Statistics suggest that the church in Britain is facing meltdown. There are many responses but I categorise them basically as twofold. First, a new emerging church is forming tentatively and albeit on a very small scale. This is a localised, uncoordinated, grass roots movement, ignoring the traditional ecclesiasial structures where people are seeking to find ways to live based on the life and teachings of Jesus of Nazareth. This contrasts with the more common institutional response to decline by those who cannot see beyond their inherited views and live within the known structures. These are people who seem to be facing backwards to steer forwards, envisioning a future based on the remembered experiences of the past.

Emerging church is small and locally based, aiming to fit in with peoples lifestyles and without a clergy class to control it. Most of the groups are based on three principles - : a concern to embrace those looking for God; a corporate desire to know and worship God; a commitment to live together that goes beyond superficial friendship. Membership of the groups is open and the boundaries are fuzzy - there are no controls or standards of belief for those joining. It is a community where participation is more important than doctrine and peer to peer help and support is normative.
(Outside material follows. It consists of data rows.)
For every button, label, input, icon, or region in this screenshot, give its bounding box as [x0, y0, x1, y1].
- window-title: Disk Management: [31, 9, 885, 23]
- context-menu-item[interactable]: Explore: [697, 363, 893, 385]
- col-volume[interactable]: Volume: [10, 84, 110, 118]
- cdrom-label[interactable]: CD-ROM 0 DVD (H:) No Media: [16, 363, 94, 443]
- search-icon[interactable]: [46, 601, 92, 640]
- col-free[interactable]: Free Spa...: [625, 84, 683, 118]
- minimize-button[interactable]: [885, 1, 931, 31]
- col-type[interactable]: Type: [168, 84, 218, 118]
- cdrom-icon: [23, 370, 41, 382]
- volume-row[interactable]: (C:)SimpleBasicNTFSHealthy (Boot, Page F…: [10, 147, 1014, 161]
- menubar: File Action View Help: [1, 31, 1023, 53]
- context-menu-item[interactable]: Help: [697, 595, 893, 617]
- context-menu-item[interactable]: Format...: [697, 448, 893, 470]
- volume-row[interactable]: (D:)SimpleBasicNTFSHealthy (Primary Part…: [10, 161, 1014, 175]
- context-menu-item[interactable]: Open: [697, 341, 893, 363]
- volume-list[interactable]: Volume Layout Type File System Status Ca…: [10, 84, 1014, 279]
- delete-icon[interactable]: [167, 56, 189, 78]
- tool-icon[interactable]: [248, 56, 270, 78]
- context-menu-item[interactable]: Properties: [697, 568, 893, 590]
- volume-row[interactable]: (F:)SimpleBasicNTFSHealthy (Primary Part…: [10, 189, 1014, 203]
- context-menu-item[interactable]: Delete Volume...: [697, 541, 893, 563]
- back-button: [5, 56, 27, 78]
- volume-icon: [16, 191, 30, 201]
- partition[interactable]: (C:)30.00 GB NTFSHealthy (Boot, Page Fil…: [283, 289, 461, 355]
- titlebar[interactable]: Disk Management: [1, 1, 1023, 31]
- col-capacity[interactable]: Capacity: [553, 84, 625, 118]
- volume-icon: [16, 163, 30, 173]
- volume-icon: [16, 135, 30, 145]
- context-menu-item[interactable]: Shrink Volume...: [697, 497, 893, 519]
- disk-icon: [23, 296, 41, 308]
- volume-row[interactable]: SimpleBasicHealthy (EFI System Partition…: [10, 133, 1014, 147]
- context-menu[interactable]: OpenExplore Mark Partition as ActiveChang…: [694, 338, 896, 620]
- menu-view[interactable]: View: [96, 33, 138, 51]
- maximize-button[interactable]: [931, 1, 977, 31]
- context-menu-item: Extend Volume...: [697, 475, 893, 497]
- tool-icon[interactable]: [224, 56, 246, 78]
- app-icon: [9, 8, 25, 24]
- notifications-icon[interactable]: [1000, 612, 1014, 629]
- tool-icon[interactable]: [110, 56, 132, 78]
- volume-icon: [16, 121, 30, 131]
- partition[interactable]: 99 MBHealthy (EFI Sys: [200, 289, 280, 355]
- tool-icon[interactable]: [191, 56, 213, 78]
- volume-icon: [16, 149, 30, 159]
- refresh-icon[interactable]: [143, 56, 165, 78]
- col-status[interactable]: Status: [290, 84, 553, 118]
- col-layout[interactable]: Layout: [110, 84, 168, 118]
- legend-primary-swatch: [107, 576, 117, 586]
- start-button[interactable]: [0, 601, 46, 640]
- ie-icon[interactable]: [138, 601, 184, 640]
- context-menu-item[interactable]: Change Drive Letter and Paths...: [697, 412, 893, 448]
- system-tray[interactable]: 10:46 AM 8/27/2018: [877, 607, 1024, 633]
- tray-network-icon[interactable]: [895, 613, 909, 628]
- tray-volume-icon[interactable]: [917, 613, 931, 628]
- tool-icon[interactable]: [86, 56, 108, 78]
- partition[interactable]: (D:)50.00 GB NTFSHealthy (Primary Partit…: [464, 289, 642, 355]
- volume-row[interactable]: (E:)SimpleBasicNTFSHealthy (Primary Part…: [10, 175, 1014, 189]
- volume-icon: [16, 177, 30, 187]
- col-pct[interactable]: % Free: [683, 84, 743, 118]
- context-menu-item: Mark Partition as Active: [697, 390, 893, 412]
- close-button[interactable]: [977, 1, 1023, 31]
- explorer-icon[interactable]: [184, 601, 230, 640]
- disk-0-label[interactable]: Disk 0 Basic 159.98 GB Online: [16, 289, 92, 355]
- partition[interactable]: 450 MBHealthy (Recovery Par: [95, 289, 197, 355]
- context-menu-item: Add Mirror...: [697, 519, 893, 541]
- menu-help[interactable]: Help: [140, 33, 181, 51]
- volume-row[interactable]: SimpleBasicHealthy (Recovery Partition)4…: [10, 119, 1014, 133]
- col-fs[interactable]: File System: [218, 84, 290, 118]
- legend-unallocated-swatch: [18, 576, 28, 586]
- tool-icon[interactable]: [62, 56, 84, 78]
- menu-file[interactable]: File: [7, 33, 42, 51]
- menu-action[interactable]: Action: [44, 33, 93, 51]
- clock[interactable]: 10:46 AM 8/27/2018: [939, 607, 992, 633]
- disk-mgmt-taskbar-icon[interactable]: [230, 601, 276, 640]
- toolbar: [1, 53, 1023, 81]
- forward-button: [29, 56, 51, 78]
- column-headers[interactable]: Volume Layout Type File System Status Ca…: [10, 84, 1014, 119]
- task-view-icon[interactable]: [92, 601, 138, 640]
The church always has been tempted to believe it is an end in itself. The characteristics that Jesus showed are less attractive – love, vulnerability, redemptive suffering, service and these living communities try to live out these values in their corporate life. They are participatory, interactive, learning communities with the characteristics of honesty and reality in acknowledging ambiguity and brokenness in the world as they find it. They have minimal structure look for meaning and the voice of God in contemporary culture. There is little or no emphasis on buildings with sacred spaces created on an ad-hoc basis.

But being small, uncoordinated and informal is also a weakness. Should a new form of structural church emerge that gains widespread popular support, and there are large wealthy Christian organisations who using the latest technology and business models to achieve such ascendancy, then these “fresh expressions” of “emerging church” could be crushed and forgotten. They will go down in history as a temporary aberration, just as the hippy Jesus movement of the sixties now is a relic of a past age (though a fond memory for some romantic aging rockers in the church!)

Are those living an alternative lifestyle or counter culturally a source for renewal? They are little known beyond their own circles and they have no influence in the all important formation of opinion by the media. How do these experimental experiences become more widely known? Where else is the discourse and experimentation taking place envisioning futures for church away from the tired icons of the denominations. In which forums are significant debates taking place involving innovative blue sky thinking and who, if anyone, is listening?